“Sinners” is an all out experience. Usually, you can have your undead and zombies and the like, but the tone set by writer-director Ryan Coogler in this vampire-horror thriller is very captivating. The storyline just pulls you in. It is kind of weird seeing Michael B. Jordan and another Michael B. Jordan as twin brothers fighting the undead in Mississippi circa 1932. This is one I definitely recommend seeing in a movie theater instead of streaming at home.
I don’t want to give too many storyline twists away because I don’t want to spoil the “Sinners” experience for moviegoers.
Just know I admired the heck out of this action vampire tale. It’s very well done and it’ll really appeal to fans of the fang-tooth genre. I enjoyed this period monster drama because it takes viewers to a different plane of existence.
I must admit “Sinners” made my skin crawl at times because I was so uncomfortable with what was unfolding on the screen.
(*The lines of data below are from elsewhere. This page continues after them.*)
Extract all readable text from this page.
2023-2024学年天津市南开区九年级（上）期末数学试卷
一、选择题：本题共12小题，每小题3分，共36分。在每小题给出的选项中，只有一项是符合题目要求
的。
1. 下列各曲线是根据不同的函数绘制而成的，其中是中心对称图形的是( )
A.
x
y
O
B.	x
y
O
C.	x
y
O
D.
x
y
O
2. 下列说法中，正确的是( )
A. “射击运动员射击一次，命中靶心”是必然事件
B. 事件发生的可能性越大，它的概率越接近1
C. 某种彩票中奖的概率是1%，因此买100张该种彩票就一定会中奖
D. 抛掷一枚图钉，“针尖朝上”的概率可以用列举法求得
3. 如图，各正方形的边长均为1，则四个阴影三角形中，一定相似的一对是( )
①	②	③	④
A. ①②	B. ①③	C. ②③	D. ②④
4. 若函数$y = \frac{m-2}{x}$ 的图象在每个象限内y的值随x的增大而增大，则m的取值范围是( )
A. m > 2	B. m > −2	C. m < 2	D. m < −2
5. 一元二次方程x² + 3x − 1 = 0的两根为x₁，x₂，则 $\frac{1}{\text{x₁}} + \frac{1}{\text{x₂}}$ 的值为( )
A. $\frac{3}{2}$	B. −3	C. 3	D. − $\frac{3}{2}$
I wouldn’t call it a good date movie, for sure. It featured top-notch casting for everyone in the acting troupe. That includes, in addition to Jordan, Hailee Steinfeld (“True Grit,” “The Edge of Seventeen”) as Mary and Jack O’Connell (“Unbroken”) as Remmick. It was really cool seeing how Jordan played two roles. He put enough nuance in each character, Smoke and Stack, so audience members could easily tell them apart. I liked this one because it was gritty like Oscar-winning director Kathryn Bigelow’s “Near Dark” of 1987. Both films use a different kind of nomenclature. This horror tale unfolds during the Great Depression, of all things. So I was thinking, the Great Depression and vampires on the loose. They might look in the mirror and say, “What else can go wrong with my life?”
As much as I complain about not liking horror movies, I’ll see “Sinners” again. They usually scare me to death, but “Sinners” pulled me in because it’s so well done.